Ihr arbeitet ohne Netz und doppelten Boden – wie sieht es im sexuellen Bereich aus?
Das ist ja eine Unverschämtheit, das zu vergleichen.  Wir sind extreme Safer-Sex-Verteidiger. Safer Sex ist das Allerwichtigste, was es gibt. Wir sind mit der Werbung für Safer Sex groß geworden und haben noch die ersten an Aids Verstorbenen erlebt. Wir haben regelmäßig Diskussionen mit meist heterosexuellen Kollegen, die uns berichten, dass sie die oder die ohne Gummi gebumst haben.

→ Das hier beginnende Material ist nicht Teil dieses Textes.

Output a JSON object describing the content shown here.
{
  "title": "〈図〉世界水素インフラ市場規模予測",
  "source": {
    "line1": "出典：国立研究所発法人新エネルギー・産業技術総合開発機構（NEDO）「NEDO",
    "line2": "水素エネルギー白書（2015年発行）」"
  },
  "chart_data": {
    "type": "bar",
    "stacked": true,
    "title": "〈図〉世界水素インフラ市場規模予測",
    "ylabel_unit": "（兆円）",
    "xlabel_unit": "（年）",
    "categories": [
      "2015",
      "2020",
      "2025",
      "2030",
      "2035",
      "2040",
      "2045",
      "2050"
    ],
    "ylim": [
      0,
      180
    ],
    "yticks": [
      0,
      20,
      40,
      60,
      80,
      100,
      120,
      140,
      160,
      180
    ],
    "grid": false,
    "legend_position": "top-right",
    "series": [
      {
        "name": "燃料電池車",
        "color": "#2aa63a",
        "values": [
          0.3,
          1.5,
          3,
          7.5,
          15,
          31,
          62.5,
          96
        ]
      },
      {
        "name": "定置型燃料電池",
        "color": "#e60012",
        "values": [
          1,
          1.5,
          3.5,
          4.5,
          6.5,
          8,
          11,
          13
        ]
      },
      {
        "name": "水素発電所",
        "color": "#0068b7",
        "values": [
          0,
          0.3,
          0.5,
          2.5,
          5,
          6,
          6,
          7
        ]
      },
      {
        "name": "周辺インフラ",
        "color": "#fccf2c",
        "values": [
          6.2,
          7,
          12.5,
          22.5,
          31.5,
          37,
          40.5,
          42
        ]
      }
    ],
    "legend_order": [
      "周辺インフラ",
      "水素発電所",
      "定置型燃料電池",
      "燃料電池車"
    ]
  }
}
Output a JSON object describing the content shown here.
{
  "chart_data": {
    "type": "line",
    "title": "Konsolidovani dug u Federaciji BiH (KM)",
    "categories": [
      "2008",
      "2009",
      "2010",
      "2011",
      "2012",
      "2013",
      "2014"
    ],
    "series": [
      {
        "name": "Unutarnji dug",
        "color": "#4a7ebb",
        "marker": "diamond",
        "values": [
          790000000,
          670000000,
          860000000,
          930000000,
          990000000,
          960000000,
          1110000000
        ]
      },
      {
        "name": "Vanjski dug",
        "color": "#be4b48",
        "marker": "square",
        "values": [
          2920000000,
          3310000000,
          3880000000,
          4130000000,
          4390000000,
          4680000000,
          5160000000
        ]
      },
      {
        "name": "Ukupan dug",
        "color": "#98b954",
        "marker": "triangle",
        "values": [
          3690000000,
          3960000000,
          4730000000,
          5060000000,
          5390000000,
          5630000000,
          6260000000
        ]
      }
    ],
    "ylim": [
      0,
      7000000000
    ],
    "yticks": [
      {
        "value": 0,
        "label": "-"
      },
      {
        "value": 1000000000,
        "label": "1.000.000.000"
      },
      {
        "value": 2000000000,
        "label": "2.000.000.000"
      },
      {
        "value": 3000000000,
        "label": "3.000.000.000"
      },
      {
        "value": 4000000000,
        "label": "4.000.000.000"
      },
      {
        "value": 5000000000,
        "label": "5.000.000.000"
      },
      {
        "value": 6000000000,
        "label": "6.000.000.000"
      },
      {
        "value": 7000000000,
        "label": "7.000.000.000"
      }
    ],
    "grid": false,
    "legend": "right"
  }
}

Die raffen das irgendwie nicht. Jeder 18-jährige, der uns da falsch kommt, muss sich einen stündlichen Text anhören. Und wir werden nicht müde, den gebetsmühlenartig runter zu leiern. Wir waren im Leben viel unterwegs, haben viel Sex gehabt und viel erlebt. Wir wären aber heute nicht so gesund, wenn wir uns nicht an Safer Sex gehalten hätten. Was total stört ist diese Diskussion, das der unsafe Sex immer noch das Non-Plus-Ultra ist. Das schwule Paar ist angeblich nur glücklich, wenn es unsafen Sex haben kann. Da sind wir anderer Meinung, nämlich, dass man sich von so einer Meinung verabschieden muss. Wir sind schwule Männer, es gibt diese Krankheit – und es gibt ja außer HIV noch andere ansteckende Krankheiten. Wir können und wir müssen uns davor schützen. Und wir sind sogar in der Pflicht, der jungen Generation das mit auf den Weg zu geben und auch vorzuleben. Wie sonst sollen die das glauben?

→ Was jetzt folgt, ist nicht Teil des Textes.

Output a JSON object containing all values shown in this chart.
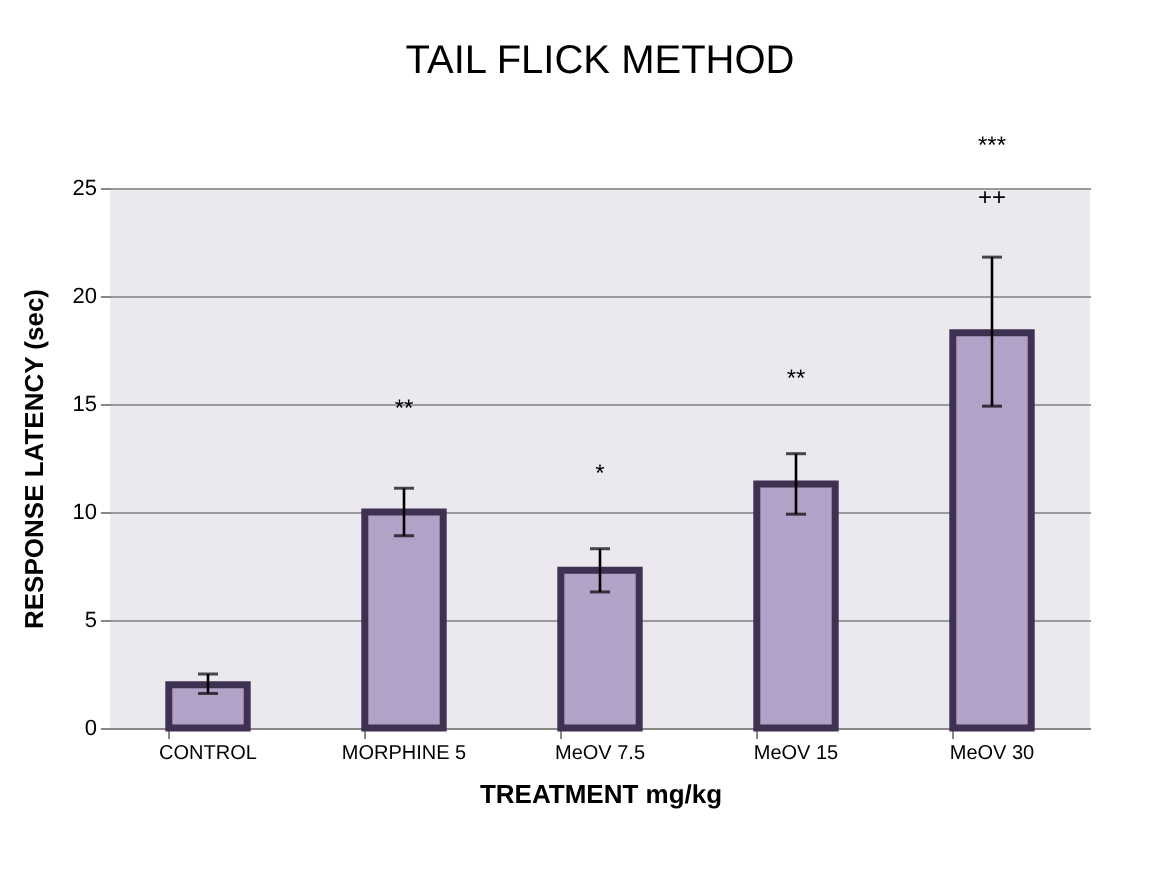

Letzte Frage: Ihr habt Gütersloh und Göttingen gerade hinter euch und seid vom 09. Sept. 2014 bis 04. Jan. 2015 mit dem Circus Roncalli noch in Paderborn, Celle, Aschaffenburg, Wolfsburg, Hildesheim, Hameln und Osnabrück ...
was wir sehr lieben. Es macht so viel Spaß, mal wieder innerhalb Deutschlands unterwegs zu sein. Und man vergisst immer sehr schnell, das auch Deutschland einfach ein tolles Land ist.

Dieses Interview hat SCHWULISSIMO mit Die Sorellas im September 2014 geführt.